Balance. Was ist eigentlich Balance? Und wie kann ich in Balance kommen oder aus der Balance geraten? Die Fragen beantworten sich quasi wie von selbst, wenn sie Musik erklingt und der Körper sich im Rhythmus wiegt. Ein Tanz gelingt nur mit Balance. Ohne würden wir taktlos herumstolpern. Und so wird jede Bewegung, jeder Schritt, jede Drehung, jede Armbewegung durch eine andere Bewegung ausgeglichen, um die Balance zu halten. Der Versuch Balance zu tanzen bedingt, sich in Balance zu halten.
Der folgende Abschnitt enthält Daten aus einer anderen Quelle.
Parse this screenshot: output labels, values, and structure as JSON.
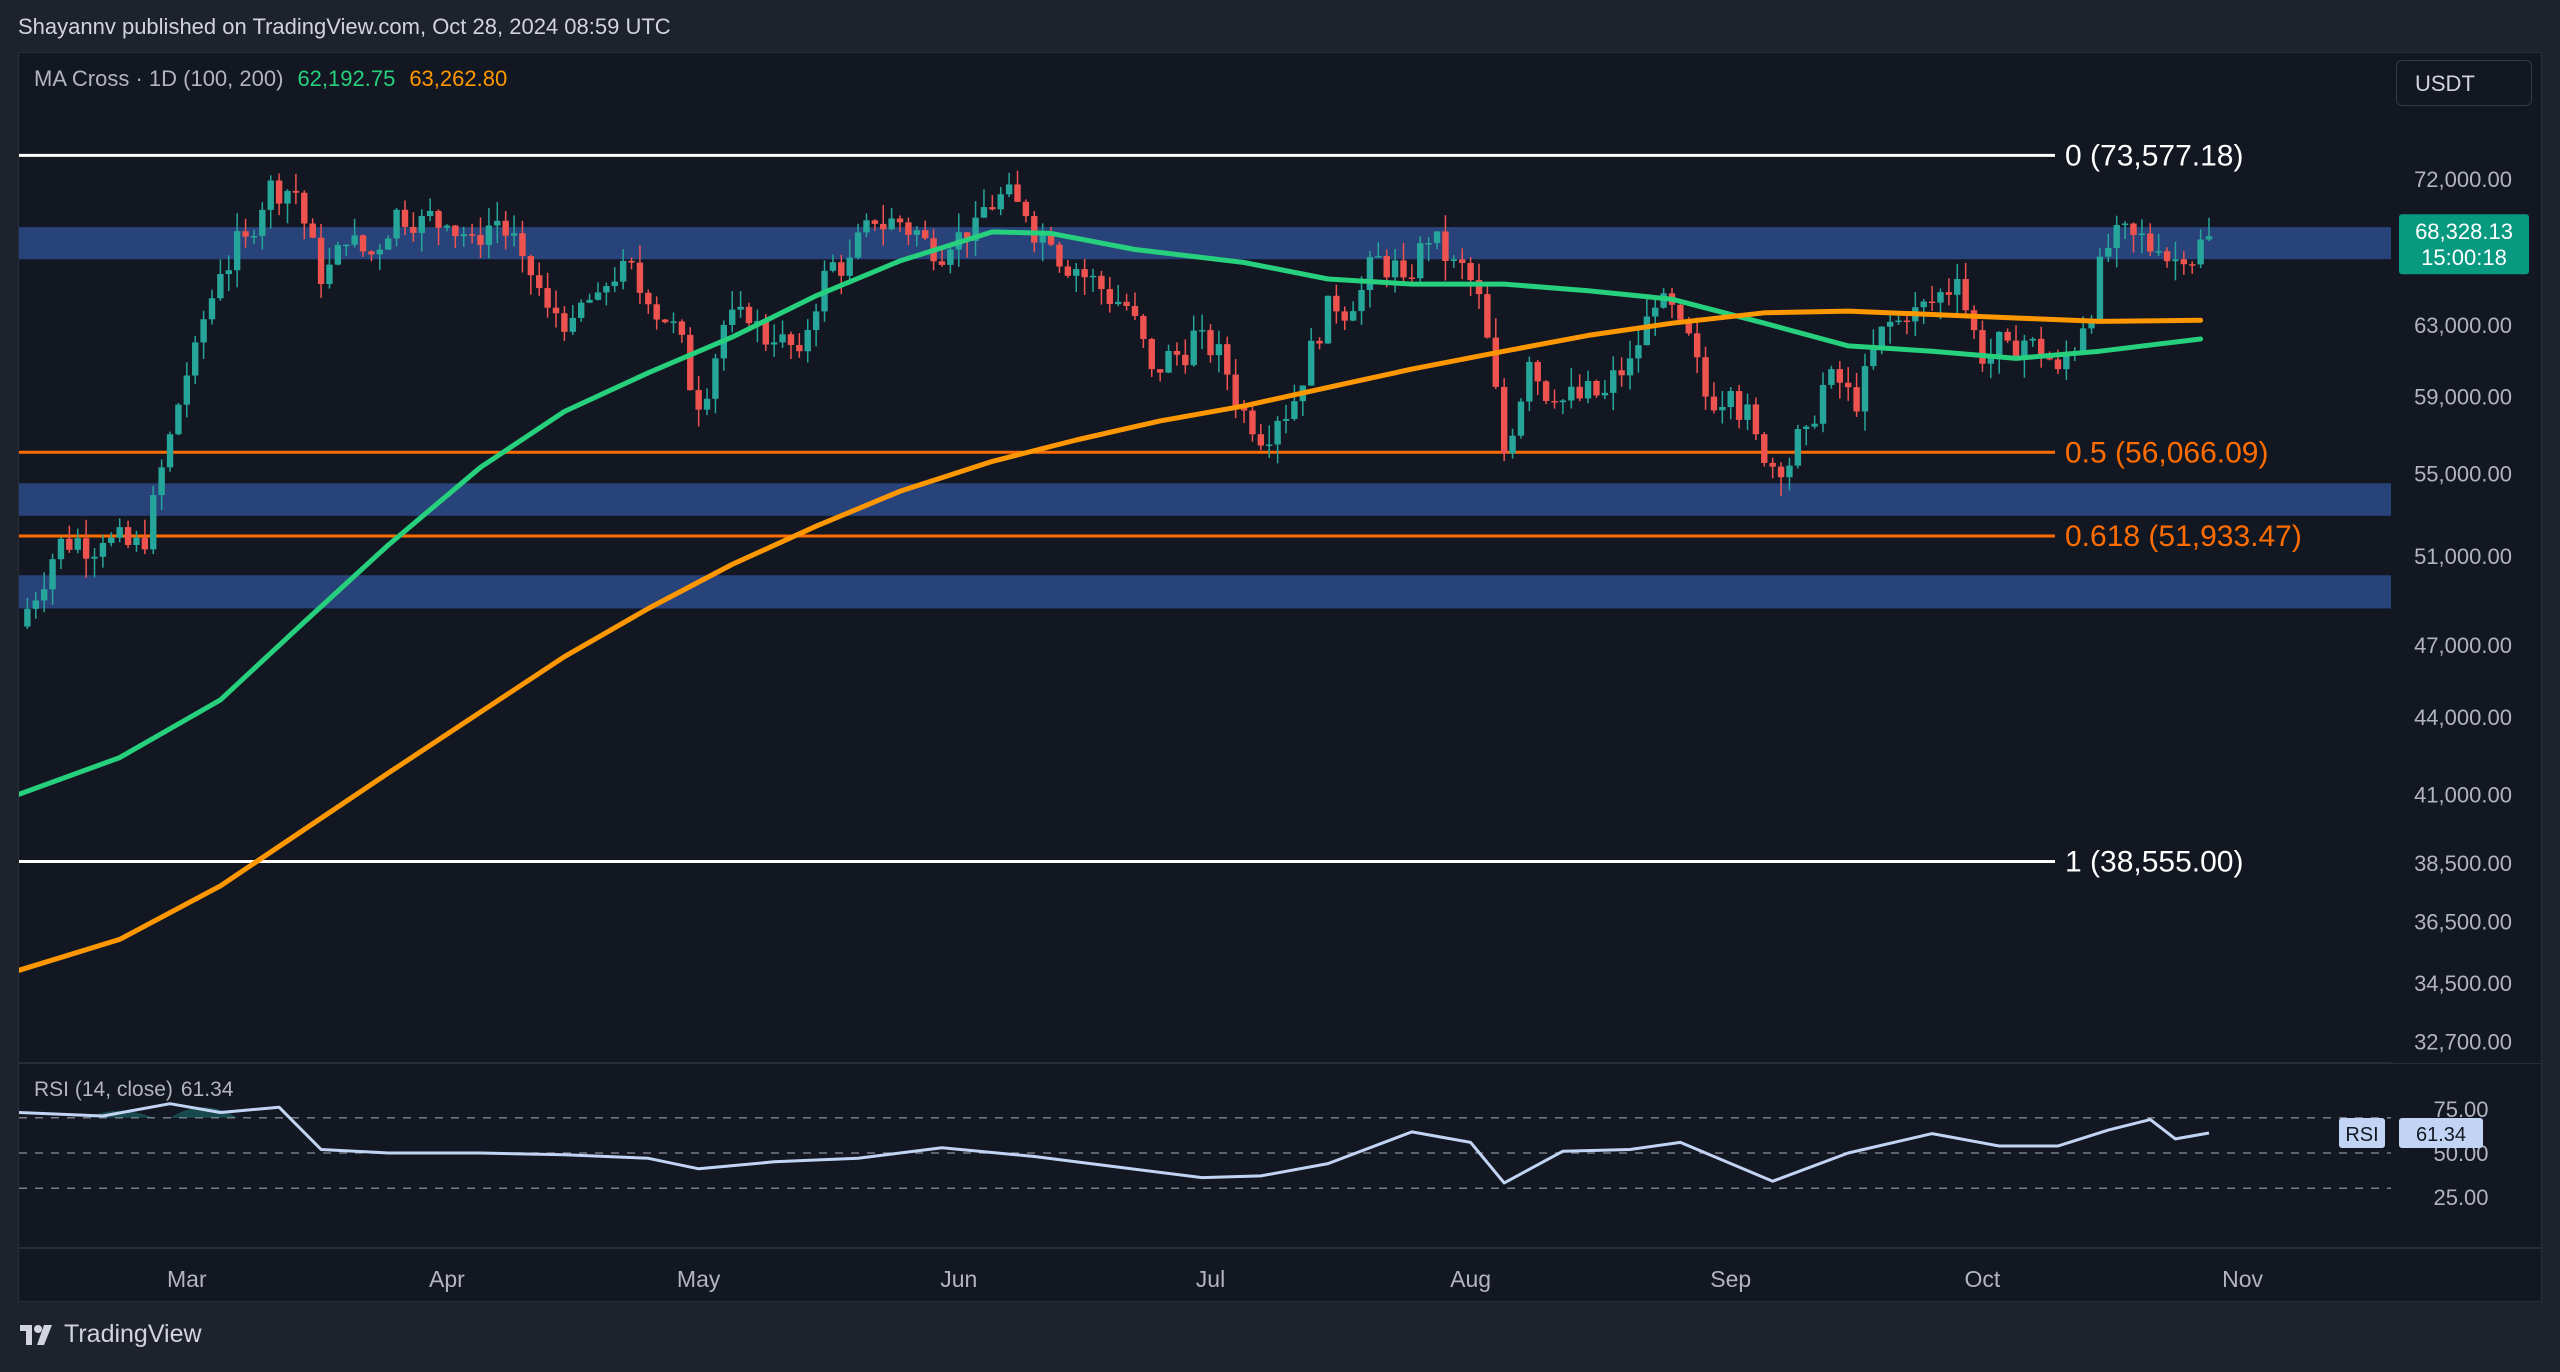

Aber die Balance ist ein empfindliches System, welches schnell von außen irritiert werden kann. In Bewegungsresonanz zu anderen Tänzer*innen, kommen schnell Bewegungen hinzu, die dem eigenen Muster nicht entsprechen und die andere Formen des Ausgleichens erfordern. Ein neues System von Bewegungen entsteht, noch fragiler als das eigene, doch durch die Resonanz ist es intensiver. Bewegungen doppeln sich, verstärken sich, ergänzen sich. Doch bei Balanceverlust droht eine Kollision. Und so tanzten wir in größer werdenden Gruppen bis wir das Prinzip der Kollision zur Balanceerhaltung umkehrten. Plötzlich, war eine Balance nur noch durch die Berührung anderer und durch das unbegrenzte Vertrauen in die anderen Balancesysteme möglich. Sich stehend in die Hände von anderen zu begeben und die Verantwortung für die eigene Balance abzugeben, rührt am eigenen Urvertrauen. Aus dieser Erfahrung heraus suchten wir nach unsere eigenen Geste der Balance und teilten sie tänzerisch mit den anderen. Am Ende dann ein ganz persönlicher Moment der Balance, während ich jemandem den Boden unter den Füßen und damit auch die Balance nahm, um sie anschließend sicher wieder zu erteilen. Eine gute Balance hat eben doch viele Gesichter.